Friday, September 29, 2006

scattered thoughts

The Iliad is a song. A slow and painful music. Rather than the chronicle of ancient Ilion, an account of her history, it is a dirge. As all requiems, it is an intense remembrance of life. A recollection and recognition of life.



The actions of Agamemnon, fraught with deep dishonor and discord, justify the wrath of Achilles. He rages against clear injustice. The weight of the poem rests on this. The tragedy lies in his unrelenting and uncompromising hold. For the consequences that unfold in the poem, the deaths of so many noble men on either side of the field, the death of Sarpedon, the death of Patrokles, result directly from the just claim of Achilles.

In the Iliad, wrath is the face of justice. Grief the face of mercy.

Acute and clear, the grief of death brings man into sharp relief. Confronted by death throughout the poem, in the final book we are confronted by the living. The stark contrast is an austere confrontation with being itself. We see this severe, internal war manifested in the weeping eye of Priam. Like the shield, it is a wonder. In their encounter, Achilles recognizes what a man is. He is moved to mercy. Priam is not simply an enemy king, but a father seeking his son. In truly seeing his enemy, Achilles sees himself. He weeps with Priam, and his heart is opened.

The war music does not end in discord. It ends in harmony. Achilles relinquishes his claim on justice. Though the war will continue, and the city will fall, the wrath of Achilles has died.
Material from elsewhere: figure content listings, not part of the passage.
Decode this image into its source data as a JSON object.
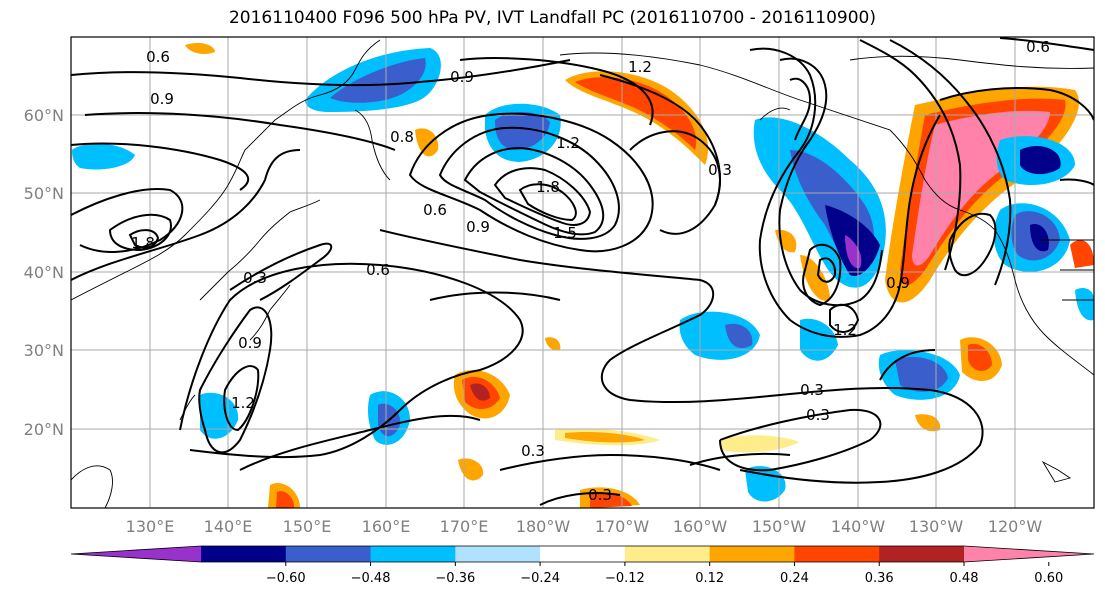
{
  "title": "2016110400 F096 500 hPa PV, IVT Landfall PC (2016110700 - 2016110900)",
  "lat_labels": [
    "60°N",
    "50°N",
    "40°N",
    "30°N",
    "20°N"
  ],
  "lon_labels": [
    "130°E",
    "140°E",
    "150°E",
    "160°E",
    "170°E",
    "180°W",
    "170°W",
    "160°W",
    "150°W",
    "140°W",
    "130°W",
    "120°W"
  ],
  "colorbar": {
    "ticks": [
      "−0.60",
      "−0.48",
      "−0.36",
      "−0.24",
      "−0.12",
      "0.12",
      "0.24",
      "0.36",
      "0.48",
      "0.60"
    ],
    "colors": [
      "#9932CC",
      "#00008B",
      "#3A5FCD",
      "#00BFFF",
      "#B0E2FF",
      "#FFFFFF",
      "#FFEC8B",
      "#FFA500",
      "#FF4500",
      "#B22222",
      "#FF82AB"
    ]
  },
  "contour_labels": [
    {
      "text": "0.6"
    },
    {
      "text": "0.9"
    },
    {
      "text": "0.9"
    },
    {
      "text": "1.2"
    },
    {
      "text": "1.2"
    },
    {
      "text": "1.8"
    },
    {
      "text": "1.5"
    },
    {
      "text": "0.3"
    },
    {
      "text": "0.6"
    },
    {
      "text": "0.9"
    },
    {
      "text": "0.6"
    },
    {
      "text": "0.3"
    },
    {
      "text": "0.9"
    },
    {
      "text": "1.2"
    },
    {
      "text": "0.3"
    },
    {
      "text": "0.3"
    },
    {
      "text": "0.3"
    },
    {
      "text": "0.3"
    },
    {
      "text": "1.2"
    },
    {
      "text": "0.9"
    },
    {
      "text": "0.6"
    },
    {
      "text": "0.8"
    },
    {
      "text": "1.8"
    }
  ]
}
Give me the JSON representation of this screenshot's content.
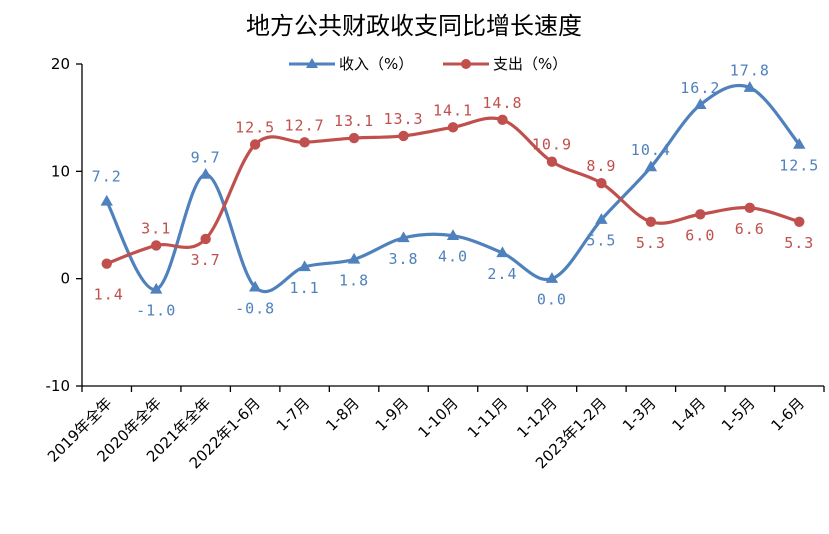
{
  "chart_data": {
    "type": "line",
    "title": "地方公共财政收支同比增长速度",
    "xlabel": "",
    "ylabel": "",
    "ylim": [
      -10,
      20
    ],
    "yticks": [
      -10,
      0,
      10,
      20
    ],
    "grid": false,
    "legend_position": "top",
    "categories": [
      "2019年全年",
      "2020年全年",
      "2021年全年",
      "2022年1-6月",
      "1-7月",
      "1-8月",
      "1-9月",
      "1-10月",
      "1-11月",
      "1-12月",
      "2023年1-2月",
      "1-3月",
      "1-4月",
      "1-5月",
      "1-6月"
    ],
    "series": [
      {
        "name": "收入（%）",
        "color": "#4F81BD",
        "marker": "triangle",
        "values": [
          7.2,
          -1.0,
          9.7,
          -0.8,
          1.1,
          1.8,
          3.8,
          4.0,
          2.4,
          0.0,
          5.5,
          10.4,
          16.2,
          17.8,
          12.5
        ],
        "labels": [
          "7.2",
          "-1.0",
          "9.7",
          "-0.8",
          "1.1",
          "1.8",
          "3.8",
          "4.0",
          "2.4",
          "0.0",
          "5.5",
          "10.4",
          "16.2",
          "17.8",
          "12.5"
        ]
      },
      {
        "name": "支出（%）",
        "color": "#C0504D",
        "marker": "circle",
        "values": [
          1.4,
          3.1,
          3.7,
          12.5,
          12.7,
          13.1,
          13.3,
          14.1,
          14.8,
          10.9,
          8.9,
          5.3,
          6.0,
          6.6,
          5.3
        ],
        "labels": [
          "1.4",
          "3.1",
          "3.7",
          "12.5",
          "12.7",
          "13.1",
          "13.3",
          "14.1",
          "14.8",
          "10.9",
          "8.9",
          "5.3",
          "6.0",
          "6.6",
          "5.3"
        ]
      }
    ]
  }
}
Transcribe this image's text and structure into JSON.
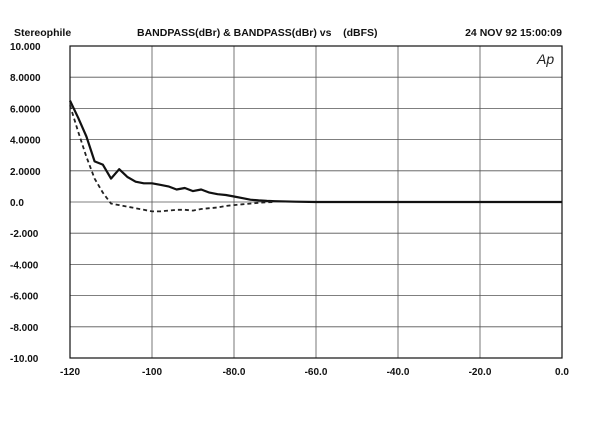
{
  "header": {
    "left": "Stereophile",
    "center": "BANDPASS(dBr) & BANDPASS(dBr) vs    (dBFS)",
    "right": "24 NOV 92 15:00:09"
  },
  "logo_text": "Ap",
  "chart_data": {
    "type": "line",
    "xlim": [
      -120,
      0
    ],
    "ylim": [
      -10,
      10
    ],
    "x_ticks": [
      -120,
      -100,
      -80,
      -60,
      -40,
      -20,
      0
    ],
    "x_tick_labels": [
      "-120",
      "-100",
      "-80.0",
      "-60.0",
      "-40.0",
      "-20.0",
      "0.0"
    ],
    "y_ticks": [
      10,
      8,
      6,
      4,
      2,
      0,
      -2,
      -4,
      -6,
      -8,
      -10
    ],
    "y_tick_labels": [
      "10.000",
      "8.0000",
      "6.0000",
      "4.0000",
      "2.0000",
      "0.0",
      "-2.000",
      "-4.000",
      "-6.000",
      "-8.000",
      "-10.00"
    ],
    "grid": true,
    "series": [
      {
        "style": "solid",
        "x": [
          -120,
          -118,
          -116,
          -114,
          -112,
          -110,
          -108,
          -106,
          -104,
          -102,
          -100,
          -98,
          -96,
          -94,
          -92,
          -90,
          -88,
          -86,
          -84,
          -82,
          -80,
          -78,
          -76,
          -74,
          -72,
          -70,
          -65,
          -60,
          -50,
          -40,
          -30,
          -20,
          -10,
          0
        ],
        "y": [
          6.5,
          5.4,
          4.2,
          2.6,
          2.4,
          1.5,
          2.1,
          1.6,
          1.3,
          1.2,
          1.2,
          1.1,
          1.0,
          0.8,
          0.9,
          0.7,
          0.8,
          0.6,
          0.5,
          0.45,
          0.35,
          0.25,
          0.15,
          0.1,
          0.07,
          0.05,
          0.02,
          0.0,
          0.0,
          0.0,
          0.0,
          0.0,
          0.0,
          0.0
        ]
      },
      {
        "style": "dashed",
        "x": [
          -120,
          -118,
          -116,
          -114,
          -112,
          -110,
          -108,
          -106,
          -104,
          -102,
          -100,
          -98,
          -96,
          -94,
          -92,
          -90,
          -88,
          -86,
          -84,
          -82,
          -80,
          -78,
          -76,
          -74,
          -72,
          -70
        ],
        "y": [
          6.2,
          4.5,
          2.9,
          1.5,
          0.6,
          -0.1,
          -0.2,
          -0.3,
          -0.4,
          -0.5,
          -0.6,
          -0.6,
          -0.55,
          -0.5,
          -0.5,
          -0.55,
          -0.45,
          -0.4,
          -0.35,
          -0.25,
          -0.2,
          -0.15,
          -0.1,
          -0.05,
          -0.02,
          0.0
        ]
      }
    ]
  }
}
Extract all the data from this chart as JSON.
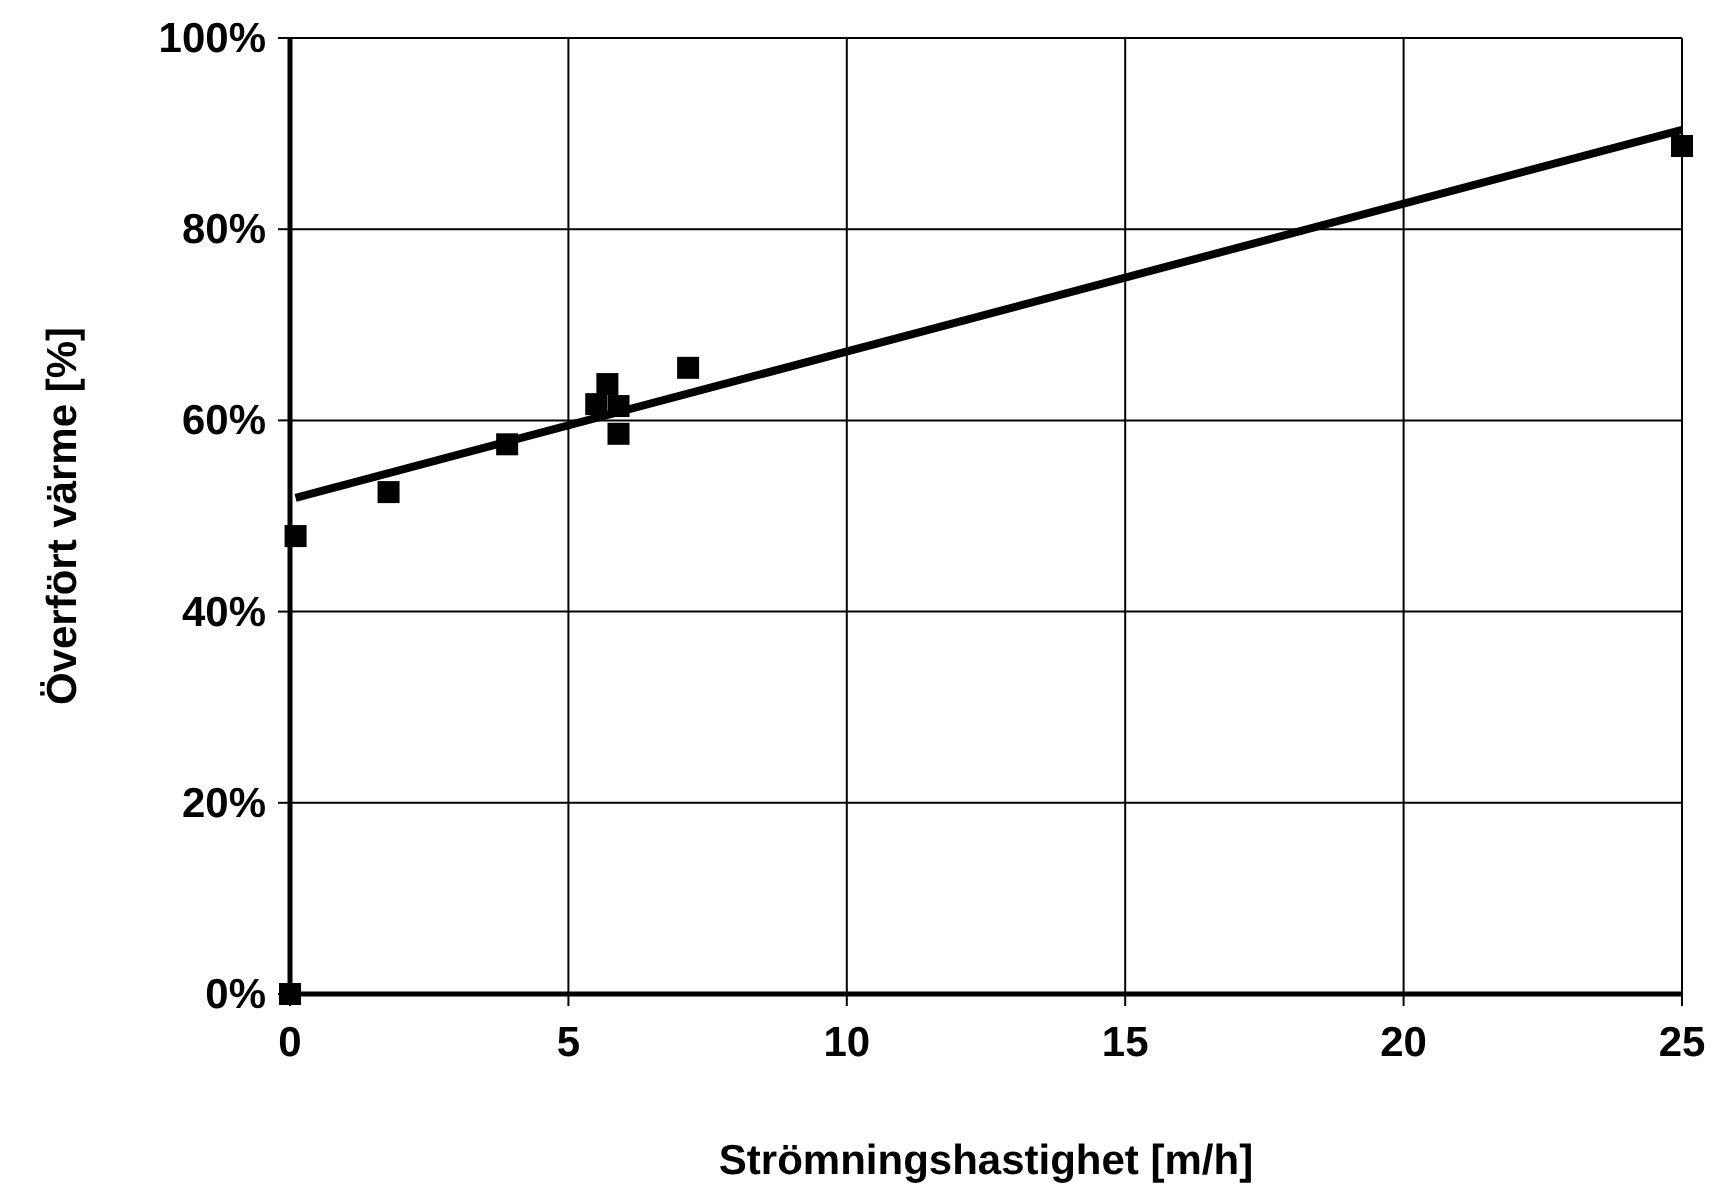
{
  "chart_data": {
    "type": "scatter",
    "xlabel": "Strömningshastighet [m/h]",
    "ylabel": "Överfört värme [%]",
    "xlim": [
      0,
      25
    ],
    "xticks": [
      0,
      5,
      10,
      15,
      20,
      25
    ],
    "ylim": [
      0,
      100
    ],
    "yticks": [
      {
        "value": 0,
        "label": "0%"
      },
      {
        "value": 20,
        "label": "20%"
      },
      {
        "value": 40,
        "label": "40%"
      },
      {
        "value": 60,
        "label": "60%"
      },
      {
        "value": 80,
        "label": "80%"
      },
      {
        "value": 100,
        "label": "100%"
      }
    ],
    "grid": true,
    "marker": "square",
    "series": [
      {
        "color": "#000000",
        "x": [
          0,
          0.1,
          1.77,
          3.9,
          5.5,
          5.7,
          5.9,
          5.9,
          7.15,
          25
        ],
        "values": [
          0,
          47.9,
          52.5,
          57.5,
          61.7,
          63.8,
          61.5,
          58.6,
          65.5,
          88.7
        ]
      },
      {
        "type": "line",
        "color": "#000000",
        "marker": "none",
        "line_style": "solid",
        "x": [
          0.1,
          25
        ],
        "values": [
          51.9,
          90.4
        ]
      }
    ]
  }
}
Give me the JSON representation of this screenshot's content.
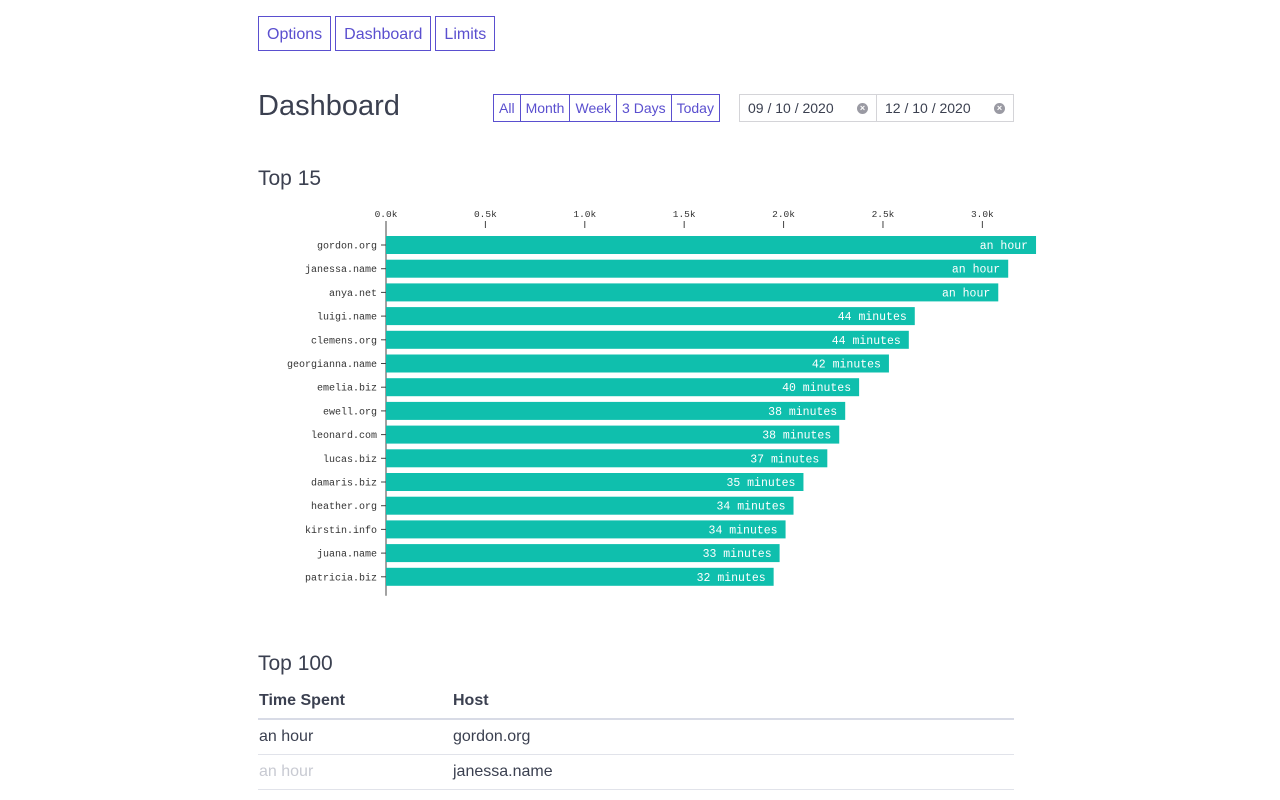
{
  "nav": {
    "items": [
      "Options",
      "Dashboard",
      "Limits"
    ]
  },
  "page_title": "Dashboard",
  "range_buttons": [
    "All",
    "Month",
    "Week",
    "3 Days",
    "Today"
  ],
  "dates": {
    "start": "09 / 10 / 2020",
    "end": "12 / 10 / 2020",
    "clear_icon": "clear-circle-x-icon"
  },
  "top15": {
    "title": "Top 15"
  },
  "chart_data": {
    "type": "bar",
    "orientation": "horizontal",
    "categories": [
      "gordon.org",
      "janessa.name",
      "anya.net",
      "luigi.name",
      "clemens.org",
      "georgianna.name",
      "emelia.biz",
      "ewell.org",
      "leonard.com",
      "lucas.biz",
      "damaris.biz",
      "heather.org",
      "kirstin.info",
      "juana.name",
      "patricia.biz"
    ],
    "values": [
      3270,
      3130,
      3080,
      2660,
      2630,
      2530,
      2380,
      2310,
      2280,
      2220,
      2100,
      2050,
      2010,
      1980,
      1950
    ],
    "data_labels": [
      "an hour",
      "an hour",
      "an hour",
      "44 minutes",
      "44 minutes",
      "42 minutes",
      "40 minutes",
      "38 minutes",
      "38 minutes",
      "37 minutes",
      "35 minutes",
      "34 minutes",
      "34 minutes",
      "33 minutes",
      "32 minutes"
    ],
    "x_ticks": [
      0,
      500,
      1000,
      1500,
      2000,
      2500,
      3000
    ],
    "x_tick_labels": [
      "0.0k",
      "0.5k",
      "1.0k",
      "1.5k",
      "2.0k",
      "2.5k",
      "3.0k"
    ],
    "xlim": [
      0,
      3300
    ],
    "axis_position": "top",
    "bar_color": "#0fbfad",
    "title": "",
    "xlabel": "",
    "ylabel": ""
  },
  "top100": {
    "title": "Top 100",
    "columns": [
      "Time Spent",
      "Host"
    ],
    "rows": [
      {
        "time": "an hour",
        "host": "gordon.org",
        "faded": false
      },
      {
        "time": "an hour",
        "host": "janessa.name",
        "faded": true
      }
    ]
  },
  "colors": {
    "accent": "#5a4fcf",
    "bar": "#0fbfad",
    "text": "#3b4050"
  }
}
The poem of war is a movement toward mercy.

...

Note:

I wrote this rather hurriedly a few nights ago. I wanted to revise it into something more substantial to post, but I am unsure how to proceed. Essentially, I am wondering if this line of thinking makes sense. Please, comment. I am not as certain as the tone indicates.

1 Comments:

At 9/30/06, 1:30 PM, Blogger Taylor said...

I think the encounter with Priam is the moment of tragic catharsis for the Iliad. Achilles, who has heretofore been somewhat pathetically bemoaning his own fate, can at this moment grieve not for himself but for his father's loss of him, and through that he mourns his own impending death. I like your connection between the eye and the shield. Both exhibit the expansiveness of life outside of war - the life of the polis, lived in community - which the Iliad in its main narrative arc is unable to present.